Impact of surface wind and buoyancy forcing on the energetics and transport in a rotating wind-forced horizontal convection model of a reentrant channel

Varvara Zemskova, University of Toronto, Physics, Toronto, ON, Canada, Brian L White, University of North Carolina at Chapel Hill, Chapel Hill, NC, United States and Alberto D Scotti, University of North Carolina at Chapel Hill, Marine Sciences, Chapel Hill, NC, United States
We present numerical results for an idealized rotating, buoyancy- and wind-forced channel as a simple model for the Southern Ocean branch of the Meridional Overturning Circulation (MOC). Differential buoyancy forcing is applied along the top horizontal surface, with surface cooling at one end (to represent the pole) and surface warming at the other (to represent the equatorial region) and a zonally re-entrant channel to represent the Antarctic Circumpolar Current (ACC).

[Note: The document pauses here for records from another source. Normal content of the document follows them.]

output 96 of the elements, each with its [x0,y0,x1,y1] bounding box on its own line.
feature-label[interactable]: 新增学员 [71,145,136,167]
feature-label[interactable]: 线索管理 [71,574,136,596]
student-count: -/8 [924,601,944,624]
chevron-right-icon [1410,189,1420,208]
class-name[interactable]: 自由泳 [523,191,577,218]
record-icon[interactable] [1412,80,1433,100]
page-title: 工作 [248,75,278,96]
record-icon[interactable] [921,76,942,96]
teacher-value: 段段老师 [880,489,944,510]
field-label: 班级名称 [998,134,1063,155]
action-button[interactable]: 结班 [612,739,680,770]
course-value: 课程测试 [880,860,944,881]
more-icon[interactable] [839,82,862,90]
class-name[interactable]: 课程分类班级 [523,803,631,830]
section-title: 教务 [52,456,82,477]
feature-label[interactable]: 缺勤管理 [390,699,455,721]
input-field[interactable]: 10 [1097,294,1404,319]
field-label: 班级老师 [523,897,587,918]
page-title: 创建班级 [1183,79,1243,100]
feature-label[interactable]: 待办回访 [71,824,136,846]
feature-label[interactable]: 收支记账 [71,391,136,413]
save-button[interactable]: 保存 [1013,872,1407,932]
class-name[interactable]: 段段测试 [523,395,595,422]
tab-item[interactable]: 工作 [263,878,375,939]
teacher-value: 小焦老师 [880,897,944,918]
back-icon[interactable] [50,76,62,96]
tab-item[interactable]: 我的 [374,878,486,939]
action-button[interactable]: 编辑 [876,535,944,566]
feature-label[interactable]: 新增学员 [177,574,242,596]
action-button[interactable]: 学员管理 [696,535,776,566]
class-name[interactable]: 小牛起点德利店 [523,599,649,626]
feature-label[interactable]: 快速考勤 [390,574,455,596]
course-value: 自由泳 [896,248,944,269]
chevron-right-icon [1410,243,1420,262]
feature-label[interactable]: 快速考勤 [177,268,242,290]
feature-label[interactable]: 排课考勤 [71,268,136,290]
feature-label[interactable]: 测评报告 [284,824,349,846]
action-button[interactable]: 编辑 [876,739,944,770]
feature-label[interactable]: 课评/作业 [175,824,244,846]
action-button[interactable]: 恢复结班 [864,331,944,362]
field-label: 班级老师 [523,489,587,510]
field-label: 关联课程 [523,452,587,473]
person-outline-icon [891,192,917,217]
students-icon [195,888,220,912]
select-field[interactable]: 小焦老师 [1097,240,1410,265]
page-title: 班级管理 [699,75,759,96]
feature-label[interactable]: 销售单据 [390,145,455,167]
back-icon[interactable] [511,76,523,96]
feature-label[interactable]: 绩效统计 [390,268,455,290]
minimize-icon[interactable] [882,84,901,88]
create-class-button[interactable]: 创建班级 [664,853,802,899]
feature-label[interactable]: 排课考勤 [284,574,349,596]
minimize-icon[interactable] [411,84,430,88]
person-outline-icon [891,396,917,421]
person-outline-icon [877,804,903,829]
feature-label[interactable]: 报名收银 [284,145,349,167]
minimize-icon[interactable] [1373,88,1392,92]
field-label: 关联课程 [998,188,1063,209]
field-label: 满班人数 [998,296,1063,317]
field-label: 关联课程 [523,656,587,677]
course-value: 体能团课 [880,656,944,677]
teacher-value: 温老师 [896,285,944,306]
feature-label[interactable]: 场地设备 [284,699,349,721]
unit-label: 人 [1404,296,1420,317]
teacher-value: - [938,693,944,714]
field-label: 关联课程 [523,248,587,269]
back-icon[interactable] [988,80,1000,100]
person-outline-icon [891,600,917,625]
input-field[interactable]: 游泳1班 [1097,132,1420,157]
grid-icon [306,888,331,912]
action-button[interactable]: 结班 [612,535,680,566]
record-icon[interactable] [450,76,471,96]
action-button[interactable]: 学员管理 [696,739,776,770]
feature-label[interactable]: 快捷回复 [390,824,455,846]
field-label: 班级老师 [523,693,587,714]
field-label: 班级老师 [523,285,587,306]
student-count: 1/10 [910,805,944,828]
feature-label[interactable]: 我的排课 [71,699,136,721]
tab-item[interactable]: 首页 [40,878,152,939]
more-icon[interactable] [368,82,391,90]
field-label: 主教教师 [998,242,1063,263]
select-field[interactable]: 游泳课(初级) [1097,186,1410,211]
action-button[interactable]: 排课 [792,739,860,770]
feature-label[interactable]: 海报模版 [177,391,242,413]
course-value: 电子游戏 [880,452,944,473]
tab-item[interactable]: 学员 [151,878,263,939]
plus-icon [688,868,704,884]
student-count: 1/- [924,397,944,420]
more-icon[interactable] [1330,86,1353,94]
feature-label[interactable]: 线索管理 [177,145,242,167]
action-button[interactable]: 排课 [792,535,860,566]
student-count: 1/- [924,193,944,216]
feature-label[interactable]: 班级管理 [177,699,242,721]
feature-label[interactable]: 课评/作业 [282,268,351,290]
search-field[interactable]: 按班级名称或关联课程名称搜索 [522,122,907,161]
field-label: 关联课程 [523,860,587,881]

Zonally-uniform surface wind forcing is applied with a similar pattern to the westerlies and easterlies with varying magnitude relative to the buoyancy forcing. The problem is solved numerically using a 3D direct numerical simulation (DNS) model based on a finite-volume solver for the Boussinesq Navier-Stokes equations with rotation. The overall dynamics, including large-scale overturning, baroclinic eddying, turbulent mixing, and resulting energy cascades are studied by calculating terms in the energy budget using the local Available Potential Energy framework. The basic physics of the overturning in the Southern Ocean are investigated at multiple scales and the output from the fully-resolved DNS simulations is compared with the results from previous studies of the global (ECCO2) and Southern Ocean eddy-permitting state estimates. We find that both the magnitude and shape of the zonal wind stress profile are important to the spatial pattern of the overturning circulation. However, the available potential energy budget and the diapycnal mixing are not significantly affected by the surface wind stress and are primarily set by the buoyancy forcing at the surface.